Yes, other animal prion diseases are being monitored by multiple federal and state agencies in the United States. This includes BSE (see above), scrapie in sheep and goats, and chronic wasting disease (CWD) in cervids.

Scrapie, per the United States Department of Agriculture (USDA) and the National Institutes of Health (NIH), is the oldest transmissible spongiform encephalopathy and was first recognized almost 300 years ago. After extensive research, and under natural conditions, only sheep and goats are known to be affected by scrapie, and to date, there is no scientific evidence that scrapie can infect humans. In Texas, the Texas Animal Health Commission and USDA monitor scrapie.

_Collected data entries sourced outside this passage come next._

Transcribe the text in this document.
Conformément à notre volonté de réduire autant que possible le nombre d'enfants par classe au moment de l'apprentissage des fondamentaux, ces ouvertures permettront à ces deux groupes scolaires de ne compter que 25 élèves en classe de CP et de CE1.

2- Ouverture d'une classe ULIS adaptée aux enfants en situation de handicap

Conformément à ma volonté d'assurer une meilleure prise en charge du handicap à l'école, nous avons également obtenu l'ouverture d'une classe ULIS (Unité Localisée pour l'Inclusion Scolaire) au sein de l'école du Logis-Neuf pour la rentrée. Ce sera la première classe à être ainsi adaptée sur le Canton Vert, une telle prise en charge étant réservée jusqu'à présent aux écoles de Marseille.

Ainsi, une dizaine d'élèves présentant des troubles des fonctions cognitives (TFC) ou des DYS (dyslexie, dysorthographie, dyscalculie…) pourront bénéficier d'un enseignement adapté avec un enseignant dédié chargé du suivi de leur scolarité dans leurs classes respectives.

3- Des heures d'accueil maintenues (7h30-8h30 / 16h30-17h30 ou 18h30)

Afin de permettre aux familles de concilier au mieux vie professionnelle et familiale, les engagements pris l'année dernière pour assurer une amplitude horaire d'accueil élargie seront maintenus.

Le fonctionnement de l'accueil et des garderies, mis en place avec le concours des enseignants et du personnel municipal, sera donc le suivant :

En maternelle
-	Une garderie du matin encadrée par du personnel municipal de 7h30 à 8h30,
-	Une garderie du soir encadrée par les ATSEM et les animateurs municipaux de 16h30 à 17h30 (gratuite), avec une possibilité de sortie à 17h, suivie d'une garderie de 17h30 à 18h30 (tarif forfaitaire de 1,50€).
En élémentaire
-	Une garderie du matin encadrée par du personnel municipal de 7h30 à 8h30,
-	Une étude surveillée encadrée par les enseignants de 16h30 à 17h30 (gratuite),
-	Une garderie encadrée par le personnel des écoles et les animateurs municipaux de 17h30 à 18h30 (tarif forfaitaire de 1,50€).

CWD was first recognized in captive deer in a Colorado research facility in 1967 and later in 1981 in free-ranging deer. CWD has been found in more than half of US states and several Canadian provinces, as well as in Norway, Finland, Sweden, and a small number of imported cases have been reported in South Korea. CWD has been found in multiple types of cervids, including deer, elk, moose, reindeer/caribou and other cervids. CWD was first identified in Texas in 2012. In Texas, CWD is being monitored by the Texas Parks and Wildlife Department and the Texas Animal Health Commission, and USDA operates a national voluntary CWD herd certification program for farmed deer and elk. To date, there is no indication of a documented transmission of CWD to a human, and it is not known if humans can be infected with CWD prions. There have been several macaque transmission studies that had conflicting results, and the reason for the differing results is unknown. However, the World Health Organization recommends that agents of prion diseases not enter the human food chain. CDC also recommends that hunters that are hunting in areas with CWD strongly consider having animals tested before eating the meat, and generally recommends not handling or eating meat from animals that look sick, are acting strangely, or are found dead. Please see the CWD section of the Resources tab for links to additional recommendations for hunters. Studies are ongoing to collect information that could help determine if any prion diseases could be occurring at a higher rate in people who are at increased risk for contact with potentially CWD-infected deer or elk. Because of the long time it could take before any symptoms of disease appear, scientists expect studies to take many years before they will determine what the risk, if any, of CWD is to people.